Foamation. What would Green Bay Packers fans do without their wearable cheese? Manufactured in Milwaukee’s Harbor District, Foamation gave us those spongy wedges of hole-pocked cheese we can plop on our heads and root for the team. Established in 1987, Foamation offers a host of other non-essentials, including massive cowboy hats, bacon bandannas and dog toys that look teasingly like real food.
Verlo. Many a tired soul has hit the hay on a Verlo mattress, headquartered in Milwaukee’s Third Ward. Named after founders Verna and Lois, Verlo makes a soft product but faces stiff competition. There are nearly 16,000 mattress stores in the U.S. alone.
Eder flags. Flags fly proudly all across America, but the vast majority of them were made by Eder Flag Manufacturing in Oak Creek, Wisconsin. The 117-year-old company produces about five million flags and flagpoles per year.

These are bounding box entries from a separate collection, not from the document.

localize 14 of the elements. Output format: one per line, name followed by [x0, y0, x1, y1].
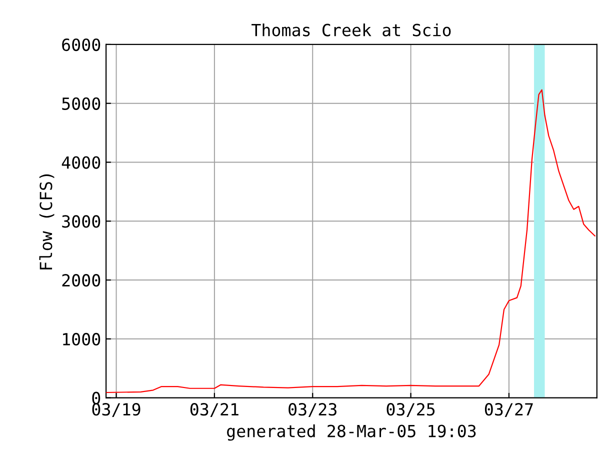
x-tick-label: 03/23: [288, 403, 336, 417]
y-tick-label: 3000: [62, 215, 100, 228]
y-tick-label: 1000: [63, 332, 100, 346]
y-axis-title: Flow (CFS): [39, 174, 54, 270]
x-tick-label: 03/21: [190, 403, 238, 417]
y-tick-label: 6000: [62, 38, 100, 52]
chart-title: Thomas Creek at Scio: [252, 23, 451, 36]
y-tick-label: 4000: [62, 156, 100, 169]
x-axis-title: generated 28-Mar-05 19:03: [227, 424, 476, 441]
x-tick-label: 03/25: [386, 403, 435, 417]
y-tick-label: 5000: [62, 97, 100, 110]
x-tick-label: 03/27: [484, 403, 533, 417]
y-tick-label: 2000: [62, 274, 100, 287]
x-tick-label: 03/19: [92, 403, 140, 417]
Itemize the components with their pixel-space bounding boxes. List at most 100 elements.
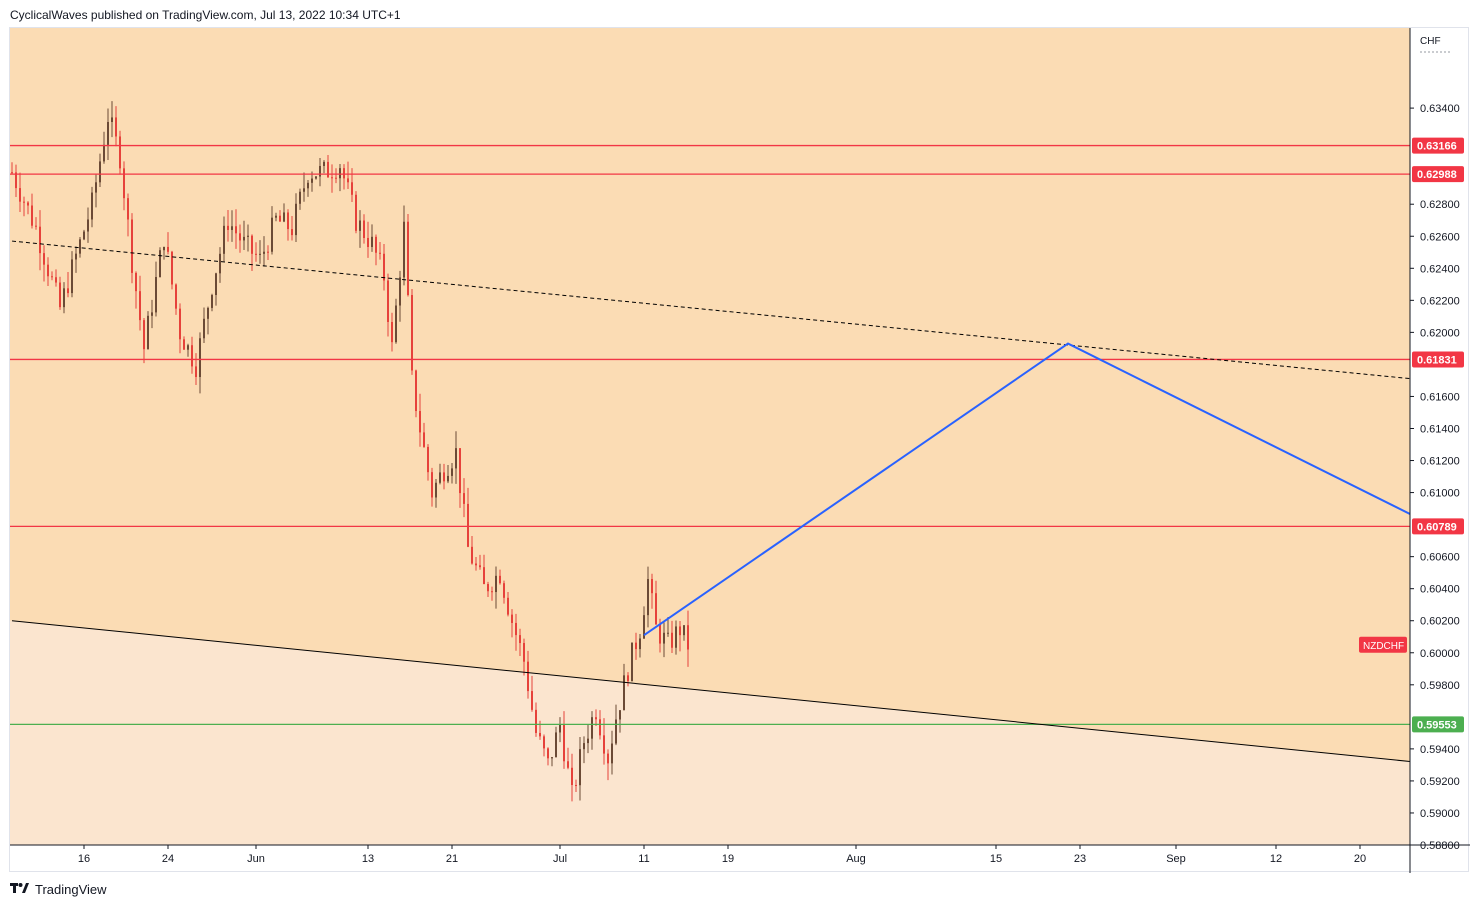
candle-body	[419, 411, 421, 433]
symbol-label: NZDCHF	[1363, 641, 1404, 652]
candle-body	[463, 493, 465, 504]
candle-body	[507, 597, 509, 615]
candle-body	[123, 168, 125, 199]
candle-body	[155, 277, 157, 313]
candle-body	[459, 448, 461, 494]
candle-body	[179, 308, 181, 340]
candle-body	[443, 472, 445, 482]
time-tick-label: Aug	[846, 853, 866, 865]
candle-body	[99, 161, 101, 183]
candle-body	[591, 717, 593, 739]
time-tick-label: 13	[362, 853, 374, 865]
candle-body	[15, 172, 17, 189]
candle-body	[575, 784, 577, 786]
candle-body	[479, 565, 481, 568]
candle-body	[199, 338, 201, 378]
candle-body	[415, 370, 417, 412]
level-price-label: 0.61831	[1417, 354, 1457, 366]
candle-body	[339, 168, 341, 179]
candle-body	[271, 217, 273, 252]
candle-body	[67, 288, 69, 294]
candle-body	[51, 276, 53, 278]
candle-body	[283, 212, 285, 222]
candle-body	[639, 638, 641, 650]
time-tick-label: 11	[638, 853, 649, 865]
candle-body	[55, 277, 57, 283]
candle-body	[475, 563, 477, 566]
candle-body	[511, 614, 513, 623]
candle-body	[519, 635, 521, 644]
candle-body	[375, 236, 377, 253]
candle-body	[647, 579, 649, 616]
candle-body	[195, 366, 197, 378]
candle-body	[579, 749, 581, 786]
candle-body	[607, 753, 609, 764]
candlestick-chart[interactable]: CHF 0.63400 0.62800 0.62600 0.62400 0.62200 0.…	[10, 28, 1470, 873]
candle-body	[387, 280, 389, 322]
candle-body	[23, 201, 25, 203]
price-tick-label: 0.60200	[1420, 616, 1460, 628]
candle-body	[583, 743, 585, 750]
candle-body	[139, 291, 141, 321]
candle-body	[115, 117, 117, 137]
candle-body	[303, 188, 305, 192]
candle-body	[119, 136, 121, 169]
candle-body	[103, 144, 105, 162]
price-tick-label: 0.61200	[1420, 456, 1460, 468]
price-tick-label: 0.62800	[1420, 199, 1460, 211]
candle-body	[599, 719, 601, 736]
candle-body	[319, 165, 321, 177]
candle-body	[183, 339, 185, 350]
candle-body	[231, 226, 233, 230]
candle-body	[515, 622, 517, 636]
candle-body	[667, 632, 669, 634]
candle-body	[259, 253, 261, 255]
candle-body	[247, 235, 249, 237]
time-tick-label: 24	[162, 853, 174, 865]
candle-body	[391, 321, 393, 343]
candle-body	[75, 253, 77, 260]
time-tick-label: Sep	[1166, 853, 1186, 865]
candle-body	[675, 626, 677, 648]
candle-body	[539, 732, 541, 737]
candle-body	[143, 320, 145, 350]
support-trendline	[11, 620, 1410, 762]
candle-body	[503, 583, 505, 598]
candle-body	[311, 178, 313, 183]
candle-body	[347, 178, 349, 183]
price-tick-label: 0.61000	[1420, 488, 1460, 500]
candle-body	[235, 226, 237, 234]
price-tick-label: 0.62000	[1420, 327, 1460, 339]
level-price-tag	[1412, 166, 1464, 183]
candle-body	[423, 432, 425, 447]
candle-body	[147, 315, 149, 350]
candle-body	[159, 250, 161, 278]
candle-body	[555, 732, 557, 758]
level-price-tag	[1412, 518, 1464, 535]
candle-body	[403, 221, 405, 278]
candle-body	[335, 177, 337, 179]
candle-body	[279, 215, 281, 222]
tradingview-logo-icon	[10, 881, 30, 897]
candle-body	[535, 709, 537, 733]
candle-body	[71, 259, 73, 294]
candle-body	[615, 719, 617, 744]
candle-body	[407, 221, 409, 296]
time-tick-label: 23	[1074, 853, 1086, 865]
candle-body	[135, 272, 137, 292]
candle-body	[663, 632, 665, 644]
price-tick-label: 0.61400	[1420, 423, 1460, 435]
time-tick-label: 16	[78, 853, 90, 865]
candle-body	[547, 748, 549, 759]
candle-body	[491, 591, 493, 593]
candle-body	[343, 168, 345, 179]
chart-panel[interactable]: CHF 0.63400 0.62800 0.62600 0.62400 0.62200 0.…	[9, 27, 1470, 873]
projection-path	[643, 342, 1410, 636]
level-price-tag	[1412, 716, 1464, 733]
candle-body	[11, 172, 13, 174]
candle-body	[659, 624, 661, 644]
candle-body	[255, 253, 257, 255]
candle-body	[455, 448, 457, 469]
candle-body	[435, 482, 437, 498]
candle-body	[427, 446, 429, 473]
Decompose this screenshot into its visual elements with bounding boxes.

Still other well-known products were born in Milwaukee and remain; others have moved or are no longer in business. Retaining a Milwaukee presence are Milwaukee Tool (the name says it all) and Snap-on Tools. Palmolive soap, Koss headphones, Allen Edmonds and Weyco Group shoes no longer operate here.
One company, Mitchell Leather Factory, boasts a rebound success story. Some years back, the once-thriving leather business was all but defunct. But Dave Mitchell resurrected his father’s enterprise by trading mass production for stitching each gorgeous belt, wallet, briefcase by hand. Today, the three-person online business serves customers across the world from an old post office in the Milwaukee suburb of Thiensville.
Also “made in Milwaukee” is Eastcastle Place, our storied community rich in history, architecture, and loving care for older adults. Many of our residents were born and raised and made their lives in the Milwaukee area. They were thrilled to join us in celebrating Eastcastle Place’s 135th anniversary with “An Evening with John McGivern and John Gurda,” two renowned Milwaukee personalities.
Our staff and residents are proud of Eastcastle’s long and venerated place in the story of Milwaukee. We’re happy to be in the heart of this great city that has produced some great things, and even greater people.